Application Programming Interface (API) is a software intermediary with a set of rules allowing applications and computers to communicate with each other using requests and responses. Cloud applications communicating with servers or operating systems are some examples of API-based interactions.
APIs are needed to increase productivity and to allow data transfer between software components, applications, operating systems, and people by building programmatic interactions. Using APIs, we can improve connectivity, marketing, and collaboration.
What is API Security?
API security is the process of protecting APIs from malicious attacks or misuse. As APIs are very commonly used with sensitive information, they are becoming a primary target for attackers. API Security includes API access control and privacy, as well as the detection and remediation of attacks on APIs through API reverse engineering.
APIs may have vulnerabilities like user authentication, object and function level authorization, code injection, lack of rate limiting, security misconfiguration, and asset management. Organizations must regularly test APIs to identify vulnerabilities and address these vulnerabilities using best security practices.
Why is API Security Important?
API development has increased astronomically in the past few years, as the APIs are used in almost all the applications, fueled by digital transformation along with the role played by APIs in both mobile apps and IoT devices. This increased demand for APIs is making its security a top concern.
API security is needed to avoid risks like excessive data exposure, data breaches, and security misconfiguration and to protect your API keys, passwords, and usernames.
How do I Secure My API?
- Encrypting data through TLS (Transport Layer Security)
- Access Control
- Throttling sensitive information in the API communication
- Remove unnecessary information
- Hashing passwords
- Validating data
- Securing API by establishing an HTTP connection
What Does API Security Need?
API security as a practice overlaps various systems and teams. Any authentication related information like email address, password, OAuth access token, and API token is required to provide security to an API.
API security will contain network security concepts like auditing/monitoring, identity-based security, throttling sensitive information, data security, and rate-limiting. Different methods of authentication set the authorization header differently.
How Does API Security Work?
- Authentication: Checks the identity of an end-user. All the application malfunctioning attempts are blocked at the application level
- Authorization: Determines the resources an identified user can access
- Another layer of security: An extra layer of security is created between the client and data, by throttling sensitive information in the API response
API Security Best Practices
In the end, security is everybody’s job. APIs related to sensitive information, databases, and backend services must be protected from attackers. HTTP basic authentication needs to be prevented from displaying prompts for images.

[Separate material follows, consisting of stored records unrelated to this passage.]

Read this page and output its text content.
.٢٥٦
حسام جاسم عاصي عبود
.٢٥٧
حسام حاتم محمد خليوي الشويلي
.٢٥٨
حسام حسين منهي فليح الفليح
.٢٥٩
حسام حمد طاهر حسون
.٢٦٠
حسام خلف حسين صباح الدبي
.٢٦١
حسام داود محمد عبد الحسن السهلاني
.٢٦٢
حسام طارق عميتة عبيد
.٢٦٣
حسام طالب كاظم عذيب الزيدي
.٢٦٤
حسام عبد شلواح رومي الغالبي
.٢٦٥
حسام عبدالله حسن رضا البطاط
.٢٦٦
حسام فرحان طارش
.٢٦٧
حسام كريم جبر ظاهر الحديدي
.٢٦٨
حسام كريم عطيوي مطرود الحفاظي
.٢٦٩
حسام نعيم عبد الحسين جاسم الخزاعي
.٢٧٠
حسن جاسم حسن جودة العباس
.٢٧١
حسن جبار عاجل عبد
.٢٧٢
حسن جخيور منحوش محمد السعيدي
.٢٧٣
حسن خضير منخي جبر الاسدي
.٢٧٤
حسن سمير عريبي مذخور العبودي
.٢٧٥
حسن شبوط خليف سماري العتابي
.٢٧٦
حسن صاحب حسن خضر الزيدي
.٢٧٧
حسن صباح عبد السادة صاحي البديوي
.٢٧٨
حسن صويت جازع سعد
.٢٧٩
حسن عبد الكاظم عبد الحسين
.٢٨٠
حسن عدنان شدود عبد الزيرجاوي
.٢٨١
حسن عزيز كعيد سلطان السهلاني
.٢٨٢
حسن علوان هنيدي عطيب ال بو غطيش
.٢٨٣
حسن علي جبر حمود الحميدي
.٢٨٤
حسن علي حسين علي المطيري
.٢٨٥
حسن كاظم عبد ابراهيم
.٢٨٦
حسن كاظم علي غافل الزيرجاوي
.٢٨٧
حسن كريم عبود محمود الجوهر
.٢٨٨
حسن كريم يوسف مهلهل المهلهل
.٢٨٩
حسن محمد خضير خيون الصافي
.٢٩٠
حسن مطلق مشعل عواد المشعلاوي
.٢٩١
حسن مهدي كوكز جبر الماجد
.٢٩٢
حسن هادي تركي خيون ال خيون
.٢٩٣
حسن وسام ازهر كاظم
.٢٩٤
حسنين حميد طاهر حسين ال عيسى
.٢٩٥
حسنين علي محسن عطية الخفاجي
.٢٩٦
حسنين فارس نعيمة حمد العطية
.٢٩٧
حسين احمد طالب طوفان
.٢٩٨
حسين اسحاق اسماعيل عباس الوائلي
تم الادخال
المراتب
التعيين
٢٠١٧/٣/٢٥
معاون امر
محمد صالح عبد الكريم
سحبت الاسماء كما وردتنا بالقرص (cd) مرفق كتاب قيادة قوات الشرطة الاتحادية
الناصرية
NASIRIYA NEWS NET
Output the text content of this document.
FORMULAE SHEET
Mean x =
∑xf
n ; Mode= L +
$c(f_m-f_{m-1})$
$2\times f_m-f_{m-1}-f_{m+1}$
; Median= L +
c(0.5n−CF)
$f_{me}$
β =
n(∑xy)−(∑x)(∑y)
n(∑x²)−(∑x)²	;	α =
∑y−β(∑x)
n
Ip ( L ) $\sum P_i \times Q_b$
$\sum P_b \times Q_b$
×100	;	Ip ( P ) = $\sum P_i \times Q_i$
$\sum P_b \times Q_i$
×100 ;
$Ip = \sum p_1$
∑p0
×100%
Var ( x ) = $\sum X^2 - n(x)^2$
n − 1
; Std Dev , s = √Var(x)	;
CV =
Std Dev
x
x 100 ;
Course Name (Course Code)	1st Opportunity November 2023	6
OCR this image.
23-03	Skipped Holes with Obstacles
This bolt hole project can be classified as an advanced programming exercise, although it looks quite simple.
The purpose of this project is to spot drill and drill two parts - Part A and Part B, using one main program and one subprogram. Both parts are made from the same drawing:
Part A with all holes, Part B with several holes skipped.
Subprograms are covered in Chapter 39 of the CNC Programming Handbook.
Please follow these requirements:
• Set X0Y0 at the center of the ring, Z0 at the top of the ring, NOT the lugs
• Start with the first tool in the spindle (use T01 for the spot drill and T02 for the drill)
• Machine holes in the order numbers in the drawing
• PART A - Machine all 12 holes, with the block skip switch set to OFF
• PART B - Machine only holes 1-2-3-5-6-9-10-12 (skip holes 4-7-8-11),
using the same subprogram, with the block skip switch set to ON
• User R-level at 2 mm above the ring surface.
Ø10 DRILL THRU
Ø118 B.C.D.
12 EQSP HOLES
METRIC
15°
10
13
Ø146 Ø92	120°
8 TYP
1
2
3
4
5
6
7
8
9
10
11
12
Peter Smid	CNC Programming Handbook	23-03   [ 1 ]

There are many best practices that can be applied in order to secure an API and below are a few of them,
- Inventorying API
- API Access Control
- Threat Detection API Security
- Testing Monitoring and Analytics Across API data
- Continuous Auditing and Incident Response
Advantages with API Security
- Encrypt traffic/data using TLS
- Don’t expose more data than necessary
- Strong authentication and authorization solutions are used
- Prioritize security
- Inventory and manage your APIs
- Practice the principle of least privilege
- Remove information that’s not meant to be shared
- Validate input
Nowadays, every business has API threats like breaches of backend systems, degrading API performance, and exposure of sensitive data. So, there is a need to build an architecture that ensures APIs are constantly being monitored and tested to reduce risk levels before attackers misuse the API data.